ITV News Consumer Editor Chris Choi explains why sales of certain fruit and vegetables have been limited by some of the country's largest supermarkets
By Multimedia Producer James Hockaday
Britain urgently needs a comprehensive food security plan as climate change and inflation lead to supermarket shortages, the National Farmers' Union has warned.
Shoppers across the UK have been sharing pictures of empty shelves, prompting concerns about access to essential fruit and vegetables.
Today both Aldi and Tesco announced they are limiting purchases of peppers, cucumbers and tomatoes to three units per person in an apparent attempt to prevent panic buying.
They have followed the lead of other supermarkets such as Asda and Morrisons, although no such measures have been announced by M&S, Sainsbury's, Lidl, or Waitrose yet.
Supplies of aubergines, red peppers and tomatoes have been especially hit, as many British growers have been forced to stop running greenhouses due to soaring energy costs.
While the UK will always rely on imports from Spain, Morocco and the Netherlands for off-season items, producers in these countries are also faced with difficult decisions due to economic pressures.

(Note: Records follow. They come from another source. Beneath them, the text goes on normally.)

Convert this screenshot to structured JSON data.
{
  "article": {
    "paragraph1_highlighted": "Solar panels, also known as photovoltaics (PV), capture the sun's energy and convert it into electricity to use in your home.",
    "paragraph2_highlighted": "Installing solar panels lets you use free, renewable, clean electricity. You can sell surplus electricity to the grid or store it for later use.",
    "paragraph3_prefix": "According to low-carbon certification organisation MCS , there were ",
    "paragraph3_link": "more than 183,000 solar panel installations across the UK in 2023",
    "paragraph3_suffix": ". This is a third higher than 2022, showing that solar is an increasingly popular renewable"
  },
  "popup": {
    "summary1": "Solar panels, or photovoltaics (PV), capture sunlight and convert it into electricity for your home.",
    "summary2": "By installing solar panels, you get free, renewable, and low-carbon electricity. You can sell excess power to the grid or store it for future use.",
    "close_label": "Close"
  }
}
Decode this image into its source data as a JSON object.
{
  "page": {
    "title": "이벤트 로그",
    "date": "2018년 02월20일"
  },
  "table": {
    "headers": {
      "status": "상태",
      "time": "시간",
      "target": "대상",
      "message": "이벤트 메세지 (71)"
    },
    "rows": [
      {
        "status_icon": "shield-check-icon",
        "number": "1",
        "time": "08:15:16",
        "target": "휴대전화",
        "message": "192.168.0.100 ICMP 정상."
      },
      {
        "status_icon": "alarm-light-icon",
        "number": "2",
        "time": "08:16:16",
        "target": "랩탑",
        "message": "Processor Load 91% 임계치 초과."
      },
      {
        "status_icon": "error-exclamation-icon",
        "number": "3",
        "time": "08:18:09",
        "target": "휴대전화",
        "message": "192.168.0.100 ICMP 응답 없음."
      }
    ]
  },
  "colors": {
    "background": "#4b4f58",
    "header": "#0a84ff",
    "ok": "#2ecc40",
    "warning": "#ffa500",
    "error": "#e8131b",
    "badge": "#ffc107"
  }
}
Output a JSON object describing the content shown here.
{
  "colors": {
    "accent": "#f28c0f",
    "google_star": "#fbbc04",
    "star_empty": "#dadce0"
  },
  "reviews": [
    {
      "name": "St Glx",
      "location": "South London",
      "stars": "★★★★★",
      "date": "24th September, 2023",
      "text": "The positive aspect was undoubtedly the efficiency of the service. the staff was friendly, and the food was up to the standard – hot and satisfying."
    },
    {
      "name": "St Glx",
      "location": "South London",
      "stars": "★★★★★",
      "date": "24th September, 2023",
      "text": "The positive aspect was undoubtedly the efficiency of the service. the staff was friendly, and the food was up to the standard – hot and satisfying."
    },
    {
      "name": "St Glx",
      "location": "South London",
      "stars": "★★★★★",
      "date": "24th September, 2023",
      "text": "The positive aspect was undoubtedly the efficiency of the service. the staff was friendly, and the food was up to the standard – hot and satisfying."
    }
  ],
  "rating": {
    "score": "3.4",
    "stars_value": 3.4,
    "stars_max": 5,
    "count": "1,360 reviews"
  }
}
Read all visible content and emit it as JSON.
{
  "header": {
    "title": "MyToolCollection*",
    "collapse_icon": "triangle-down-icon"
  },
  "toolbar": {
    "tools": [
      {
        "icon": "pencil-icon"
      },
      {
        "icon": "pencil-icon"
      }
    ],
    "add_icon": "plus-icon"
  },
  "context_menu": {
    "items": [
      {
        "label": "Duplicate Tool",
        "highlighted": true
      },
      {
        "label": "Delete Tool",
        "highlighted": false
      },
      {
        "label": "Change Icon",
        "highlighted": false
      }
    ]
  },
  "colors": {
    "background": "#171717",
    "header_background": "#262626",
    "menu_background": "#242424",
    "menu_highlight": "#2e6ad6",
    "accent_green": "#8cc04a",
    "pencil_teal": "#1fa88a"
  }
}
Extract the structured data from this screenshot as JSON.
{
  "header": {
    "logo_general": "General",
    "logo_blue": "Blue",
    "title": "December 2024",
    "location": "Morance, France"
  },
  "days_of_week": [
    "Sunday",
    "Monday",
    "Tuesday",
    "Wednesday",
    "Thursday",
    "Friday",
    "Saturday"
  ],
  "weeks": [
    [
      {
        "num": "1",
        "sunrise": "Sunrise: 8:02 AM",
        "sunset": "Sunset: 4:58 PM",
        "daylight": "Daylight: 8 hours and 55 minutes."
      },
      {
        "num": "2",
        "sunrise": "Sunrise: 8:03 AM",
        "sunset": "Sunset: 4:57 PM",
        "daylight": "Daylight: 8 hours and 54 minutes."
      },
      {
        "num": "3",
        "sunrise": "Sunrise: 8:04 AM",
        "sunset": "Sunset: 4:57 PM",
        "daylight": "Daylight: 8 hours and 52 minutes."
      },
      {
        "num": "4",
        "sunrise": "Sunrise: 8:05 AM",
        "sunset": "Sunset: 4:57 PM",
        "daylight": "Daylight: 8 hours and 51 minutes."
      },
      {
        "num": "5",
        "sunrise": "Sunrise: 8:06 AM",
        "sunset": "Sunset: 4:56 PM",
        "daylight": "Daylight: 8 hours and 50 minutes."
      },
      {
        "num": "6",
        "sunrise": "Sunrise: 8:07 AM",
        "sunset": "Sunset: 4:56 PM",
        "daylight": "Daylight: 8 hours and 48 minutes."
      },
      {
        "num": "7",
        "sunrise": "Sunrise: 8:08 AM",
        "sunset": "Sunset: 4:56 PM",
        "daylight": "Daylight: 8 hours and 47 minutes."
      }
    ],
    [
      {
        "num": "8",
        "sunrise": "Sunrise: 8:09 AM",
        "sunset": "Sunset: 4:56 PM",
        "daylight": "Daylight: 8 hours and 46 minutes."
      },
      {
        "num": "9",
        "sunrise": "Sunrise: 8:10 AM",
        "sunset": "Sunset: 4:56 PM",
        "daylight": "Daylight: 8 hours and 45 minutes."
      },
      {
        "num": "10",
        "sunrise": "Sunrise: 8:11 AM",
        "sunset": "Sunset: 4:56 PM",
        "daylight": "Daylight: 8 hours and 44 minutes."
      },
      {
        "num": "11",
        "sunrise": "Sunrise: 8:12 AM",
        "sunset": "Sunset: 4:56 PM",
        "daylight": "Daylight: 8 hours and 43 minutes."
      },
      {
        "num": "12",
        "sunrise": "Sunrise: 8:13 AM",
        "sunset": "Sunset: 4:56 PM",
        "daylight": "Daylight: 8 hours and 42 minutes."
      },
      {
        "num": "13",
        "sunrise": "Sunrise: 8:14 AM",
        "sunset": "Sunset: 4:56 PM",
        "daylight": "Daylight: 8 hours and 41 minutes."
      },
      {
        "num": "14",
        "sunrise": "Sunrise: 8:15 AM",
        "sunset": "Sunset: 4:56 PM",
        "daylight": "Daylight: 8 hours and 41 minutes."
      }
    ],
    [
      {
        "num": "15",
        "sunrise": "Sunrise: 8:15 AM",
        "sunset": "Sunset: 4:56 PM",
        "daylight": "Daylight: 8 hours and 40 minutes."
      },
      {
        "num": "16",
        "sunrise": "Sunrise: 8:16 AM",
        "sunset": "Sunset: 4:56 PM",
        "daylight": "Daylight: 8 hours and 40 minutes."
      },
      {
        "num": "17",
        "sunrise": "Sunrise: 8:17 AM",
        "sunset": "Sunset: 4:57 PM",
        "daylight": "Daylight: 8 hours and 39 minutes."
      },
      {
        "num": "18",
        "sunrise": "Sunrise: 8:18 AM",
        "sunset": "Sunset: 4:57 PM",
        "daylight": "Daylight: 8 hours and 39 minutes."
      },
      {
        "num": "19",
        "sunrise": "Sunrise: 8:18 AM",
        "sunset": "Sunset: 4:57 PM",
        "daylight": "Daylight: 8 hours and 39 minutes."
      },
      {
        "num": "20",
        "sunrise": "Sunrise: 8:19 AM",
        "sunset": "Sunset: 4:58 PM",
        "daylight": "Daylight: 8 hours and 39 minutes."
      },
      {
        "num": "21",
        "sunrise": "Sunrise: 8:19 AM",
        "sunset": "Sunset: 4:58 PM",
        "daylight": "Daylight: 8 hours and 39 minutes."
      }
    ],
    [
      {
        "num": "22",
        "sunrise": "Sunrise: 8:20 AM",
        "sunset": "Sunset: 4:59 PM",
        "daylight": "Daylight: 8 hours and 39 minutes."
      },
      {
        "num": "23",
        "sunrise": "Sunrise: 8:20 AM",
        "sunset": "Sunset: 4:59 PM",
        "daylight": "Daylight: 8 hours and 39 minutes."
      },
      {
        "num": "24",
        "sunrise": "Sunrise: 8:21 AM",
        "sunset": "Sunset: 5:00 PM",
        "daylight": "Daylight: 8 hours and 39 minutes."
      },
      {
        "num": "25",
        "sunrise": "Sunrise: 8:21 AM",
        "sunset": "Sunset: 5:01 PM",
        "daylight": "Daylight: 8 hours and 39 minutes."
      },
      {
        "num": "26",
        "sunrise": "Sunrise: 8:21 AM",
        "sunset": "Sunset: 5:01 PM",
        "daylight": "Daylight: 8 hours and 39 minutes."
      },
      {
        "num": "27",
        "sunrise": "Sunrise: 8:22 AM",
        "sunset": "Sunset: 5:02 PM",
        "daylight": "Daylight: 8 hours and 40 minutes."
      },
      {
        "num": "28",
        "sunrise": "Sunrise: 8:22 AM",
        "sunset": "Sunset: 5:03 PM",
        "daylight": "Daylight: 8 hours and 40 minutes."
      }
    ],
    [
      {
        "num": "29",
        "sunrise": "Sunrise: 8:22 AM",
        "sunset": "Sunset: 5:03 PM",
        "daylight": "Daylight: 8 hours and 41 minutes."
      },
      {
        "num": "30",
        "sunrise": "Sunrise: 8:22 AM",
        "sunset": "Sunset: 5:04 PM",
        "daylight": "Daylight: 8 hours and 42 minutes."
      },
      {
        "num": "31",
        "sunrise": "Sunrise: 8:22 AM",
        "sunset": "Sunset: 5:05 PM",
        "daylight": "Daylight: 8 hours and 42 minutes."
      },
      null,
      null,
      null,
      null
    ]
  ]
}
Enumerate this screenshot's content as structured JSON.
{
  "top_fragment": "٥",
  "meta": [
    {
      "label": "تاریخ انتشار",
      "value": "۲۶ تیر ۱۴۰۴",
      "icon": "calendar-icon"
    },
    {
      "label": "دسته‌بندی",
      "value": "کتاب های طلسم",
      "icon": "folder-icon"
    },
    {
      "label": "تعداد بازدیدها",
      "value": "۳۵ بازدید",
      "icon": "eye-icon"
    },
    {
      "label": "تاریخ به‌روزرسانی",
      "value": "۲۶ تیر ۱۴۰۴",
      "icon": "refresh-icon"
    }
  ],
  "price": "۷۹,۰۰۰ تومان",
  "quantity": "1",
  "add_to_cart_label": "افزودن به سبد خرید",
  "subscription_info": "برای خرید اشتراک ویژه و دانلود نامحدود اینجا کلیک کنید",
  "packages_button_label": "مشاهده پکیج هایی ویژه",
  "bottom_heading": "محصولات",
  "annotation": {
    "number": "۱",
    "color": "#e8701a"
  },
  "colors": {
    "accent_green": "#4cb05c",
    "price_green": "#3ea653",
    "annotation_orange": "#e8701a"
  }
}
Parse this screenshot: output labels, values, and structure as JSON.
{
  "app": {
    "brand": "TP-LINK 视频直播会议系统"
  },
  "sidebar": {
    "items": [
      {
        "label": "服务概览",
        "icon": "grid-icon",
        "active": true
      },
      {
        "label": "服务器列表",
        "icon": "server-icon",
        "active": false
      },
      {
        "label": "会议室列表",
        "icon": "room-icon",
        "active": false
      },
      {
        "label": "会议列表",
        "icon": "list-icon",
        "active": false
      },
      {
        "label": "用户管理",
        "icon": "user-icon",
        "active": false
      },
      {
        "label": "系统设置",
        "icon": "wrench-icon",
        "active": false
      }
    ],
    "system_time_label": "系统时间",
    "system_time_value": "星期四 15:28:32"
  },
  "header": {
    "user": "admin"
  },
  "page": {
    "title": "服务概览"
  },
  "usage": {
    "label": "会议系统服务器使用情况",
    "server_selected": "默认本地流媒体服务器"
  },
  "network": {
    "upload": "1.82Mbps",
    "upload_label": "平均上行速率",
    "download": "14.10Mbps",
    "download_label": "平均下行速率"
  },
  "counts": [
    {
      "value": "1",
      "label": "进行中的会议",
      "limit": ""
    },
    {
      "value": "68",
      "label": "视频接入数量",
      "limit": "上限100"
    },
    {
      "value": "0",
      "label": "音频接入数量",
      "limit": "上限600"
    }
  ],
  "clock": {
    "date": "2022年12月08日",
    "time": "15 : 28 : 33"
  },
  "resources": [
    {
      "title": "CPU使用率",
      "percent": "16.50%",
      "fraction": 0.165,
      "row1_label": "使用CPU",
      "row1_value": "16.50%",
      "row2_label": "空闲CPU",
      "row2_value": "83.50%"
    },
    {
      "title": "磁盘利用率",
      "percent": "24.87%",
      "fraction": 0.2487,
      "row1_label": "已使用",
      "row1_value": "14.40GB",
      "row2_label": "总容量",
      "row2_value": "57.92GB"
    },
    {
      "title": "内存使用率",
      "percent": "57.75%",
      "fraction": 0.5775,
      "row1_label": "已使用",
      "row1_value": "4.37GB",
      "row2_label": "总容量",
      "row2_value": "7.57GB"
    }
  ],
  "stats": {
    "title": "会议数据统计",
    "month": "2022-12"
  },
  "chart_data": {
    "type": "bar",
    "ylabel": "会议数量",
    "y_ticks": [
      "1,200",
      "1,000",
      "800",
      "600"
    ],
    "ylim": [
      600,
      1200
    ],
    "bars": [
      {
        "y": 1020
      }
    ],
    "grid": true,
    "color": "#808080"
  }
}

This is compounded by particularly bad weather in Europe and Africa this season, which NFU deputy president Tom Bradshaw says is being driven by climate change.
“These weather events are becoming more frequent, and I think that is all the more reason to have a domestic food security plan to feed a population of 70 million people on an island, at the moment we don’t seem to have that plan,” he tells ITV News.
“I think what we’re seeing is that weather events globally are becoming more extreme.
“We saw that last summer, there were shortages of brassica at some points because planting wasn’t done at the right time and because of the incredibly hot and dry summer.”
Mr Bradshaw says food security in the UK is currently “very fragile” due to “incredible” economic pressures, with inflation in agriculture hitting soaring past 30% at one point last year.
“If we’d prioritised domestic production then we wouldn’t be seeing the same challenges that we’re seeing now,” he adds.
“All of the energy intensive fresh produce, whether that be tomatoes, peppers, aubergines, they’re all grown in glasshouses at this time of year, and that’s where the real bottleneck is because it’s just been simply too expensive to heat them.
“The government haven’t recognised the need to prioritise support into those areas, and they [farmers] make the decision not to plant.”
With such an uncertain outlook, Mr Bradshaw says it’s been difficult to reassure growers that they’ll get returns for their product so that they re-invest and plant more.
He says the sense in the industry is that the government doesn’t have enough understanding of the extent of the market’s challenges, which also includes a lack of seasonal workers post-Brexit.
“For the shortages today there’s actually very little that can be done, but they need to give businesses the confidence to plant those greenhouses as quickly as possible and as soon as possible so the risk of these shortages in the future is lower,” he says.
“We’ve been predicting this for a long while, we held a press conference back in mid-December warning that there would be empty shelves, and unfortunately two-and-a-half months later there are.”
There will be some relief in the short run, says Tim O'Malley, managing director of Nationwide Produce, as weather improves in Spain, but not enough to resolve the problem.
Supplies will still be affected in Morocco, due to a "double whammy" of cold weather, high winds, and floods, he tells ITV News.
"It's not going to get back to any level of normality, it's still going to be tight."
He warned of "major problems with UK crops" down the line, after an unusually cold winter froze many vegetables for far longer than they can tolerate.
This was after an exceptionally hot summer, and not much in the way of autumn-like temperatures in between, and such a sudden shift has had an adverse effect on crops.
"Crops like carrots, cabbage and cauliflower over the coming months are going to be in extremely short supply I'm afraid."
Thérèse Coffey, secretary of state for environment, food and rural affairs, attempted to ease concerns at this week's NFU conference.
She told attendees: "We understand the pressures you are under. We have sought to help even further with the cash flow challenges you face.
"We had already put in place farming profit averaging tax relief. Last year, we brought forward BPS (Basic Payment Scheme) payments to twice a year, for the first time ever, and which we will continue to do.
"Recognising the particularly virulent strain of avian influenza, we introduced urgent measures to protect the sector and we kept the free-range brand going and we modified the compensation scheme.
"We acted to help with rising input costs, including action on fuel duty, energy bills and business rates.
"It is why we will strengthen our focus nationally on energy security, as well as the supplies of critical minerals, and fertiliser we need, and why we must continue to work together to forge a more secure, more sustainable future for farming so we can feed a changing world."
ITV News has contacted the Department for Environment, Food and Rural Affairs for comment.